The answer, solution and healing to all of the above obstacles is through love. We can acknowledge our walls as our friends, “protection” that we used all these years to help keep us safe from a very unsafe painful world.

So we can say, “I see you, judgment. Thank you for being here with me all this time, protecting my heart from the pain, but I am safe now and no longer need you. You can go now.”

6. Ask G‑d to release our old coping mechanisms that no longer serve us well. Imagine it as an offering to G‑d. See yourself bringing it to the Holy Temple and watching it on the altar, being utterly burnt, released and removed.

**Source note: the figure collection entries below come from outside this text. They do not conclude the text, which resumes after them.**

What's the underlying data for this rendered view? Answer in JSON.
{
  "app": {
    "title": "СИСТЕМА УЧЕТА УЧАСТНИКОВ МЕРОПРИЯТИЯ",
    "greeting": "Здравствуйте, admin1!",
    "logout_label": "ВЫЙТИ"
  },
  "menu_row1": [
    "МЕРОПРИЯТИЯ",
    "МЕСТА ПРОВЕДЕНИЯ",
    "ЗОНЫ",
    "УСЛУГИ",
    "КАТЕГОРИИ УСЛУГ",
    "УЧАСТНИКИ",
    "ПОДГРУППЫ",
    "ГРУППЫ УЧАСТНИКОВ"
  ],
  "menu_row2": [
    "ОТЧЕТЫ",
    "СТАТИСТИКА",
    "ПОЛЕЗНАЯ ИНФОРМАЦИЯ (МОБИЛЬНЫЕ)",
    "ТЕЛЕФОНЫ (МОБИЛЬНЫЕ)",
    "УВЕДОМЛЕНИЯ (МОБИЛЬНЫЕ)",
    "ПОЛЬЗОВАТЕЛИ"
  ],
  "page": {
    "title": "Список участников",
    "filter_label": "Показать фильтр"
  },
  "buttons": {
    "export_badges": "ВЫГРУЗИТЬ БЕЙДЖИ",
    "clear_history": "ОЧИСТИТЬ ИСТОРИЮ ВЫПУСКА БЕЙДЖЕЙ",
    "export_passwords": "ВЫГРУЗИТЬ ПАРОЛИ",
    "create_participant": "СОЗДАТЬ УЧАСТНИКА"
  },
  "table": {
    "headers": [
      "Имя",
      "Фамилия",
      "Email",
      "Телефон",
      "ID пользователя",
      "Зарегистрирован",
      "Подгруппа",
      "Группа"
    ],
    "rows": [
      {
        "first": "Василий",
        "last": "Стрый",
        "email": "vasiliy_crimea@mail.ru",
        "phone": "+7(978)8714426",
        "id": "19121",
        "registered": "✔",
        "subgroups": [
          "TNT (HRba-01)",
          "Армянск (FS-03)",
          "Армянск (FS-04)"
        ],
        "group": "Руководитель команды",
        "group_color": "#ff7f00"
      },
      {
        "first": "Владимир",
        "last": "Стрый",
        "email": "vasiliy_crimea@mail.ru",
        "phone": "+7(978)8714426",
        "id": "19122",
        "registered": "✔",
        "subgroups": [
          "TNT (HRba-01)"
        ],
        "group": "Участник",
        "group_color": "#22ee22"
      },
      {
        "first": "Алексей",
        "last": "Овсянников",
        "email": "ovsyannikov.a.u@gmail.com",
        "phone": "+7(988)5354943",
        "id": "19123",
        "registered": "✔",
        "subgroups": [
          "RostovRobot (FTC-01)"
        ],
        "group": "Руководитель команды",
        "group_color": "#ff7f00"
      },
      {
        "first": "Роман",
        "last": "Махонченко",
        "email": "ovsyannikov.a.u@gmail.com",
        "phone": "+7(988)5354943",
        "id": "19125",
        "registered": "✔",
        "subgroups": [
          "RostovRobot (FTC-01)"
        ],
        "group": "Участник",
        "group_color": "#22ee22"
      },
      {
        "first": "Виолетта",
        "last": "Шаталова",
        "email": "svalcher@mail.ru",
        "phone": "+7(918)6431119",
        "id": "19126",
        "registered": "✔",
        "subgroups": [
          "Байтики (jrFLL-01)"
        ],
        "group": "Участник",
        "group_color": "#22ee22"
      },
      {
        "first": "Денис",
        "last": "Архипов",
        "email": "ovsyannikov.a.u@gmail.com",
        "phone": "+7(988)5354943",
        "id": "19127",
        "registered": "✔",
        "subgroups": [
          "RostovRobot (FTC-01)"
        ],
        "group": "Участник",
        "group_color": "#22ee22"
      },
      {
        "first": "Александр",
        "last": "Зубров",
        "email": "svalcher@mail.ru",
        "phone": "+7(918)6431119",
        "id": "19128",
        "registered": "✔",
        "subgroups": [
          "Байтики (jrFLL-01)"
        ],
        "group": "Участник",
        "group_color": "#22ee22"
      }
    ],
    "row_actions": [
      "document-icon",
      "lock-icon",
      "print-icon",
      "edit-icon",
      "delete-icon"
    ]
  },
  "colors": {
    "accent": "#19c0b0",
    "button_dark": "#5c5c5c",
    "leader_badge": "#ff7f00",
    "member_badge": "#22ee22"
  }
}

7. Now that we have fewer walls, we are going to feel the true deep ache which we may have been avoiding our whole life. This may be deep loneliness, pain, heartache, suppression and suffocation of self-expression—a desperate longing; deep grief. These emotions are the pain and cries of our collective soul power that has been exiled within us.

Although being in this place can be terrifying, when we get here and allow it, this is the moment we are literally setting the soul free from its exiled state. Understanding this helps, because every moment of allowing and feeling the ache is literally undoing the chains around the soul’s heart.

With this, too, it’s not about fixing. At this level especially, it is about giving it over to G‑d. It is only through G‑d’s comfort and love that we can truly heal this level of wound.

8. Hold your body again. Imagine you’re about to birth a baby, because if you’ve gotten to this point, then you are doing exactly that. You are now in transition. Hold your heart; know it’s your soul power! Let it cry, scream, yell, sob—pour out your heart with the full depth of its suppressed powerful light.

9. Let the light in. You have just birthed a new level of light! You have set your soul more free through allowing it to express its ache. It now feels more released and comforted—free to take up more space, light, love, self-expression, vulnerability, desire, pleasure and love through your whole body, emanating out for the whole world to bask in.

10. Repeat, repeat, repeat.

Trust in this process. Together, one person, one breath, one moment, one surrender, one trusting at a time ... growing and expanding, widening and deepening until at last, you arrive. Cosmic comfort for the collective soul. Breathe in the comfort. Hold it in your heart.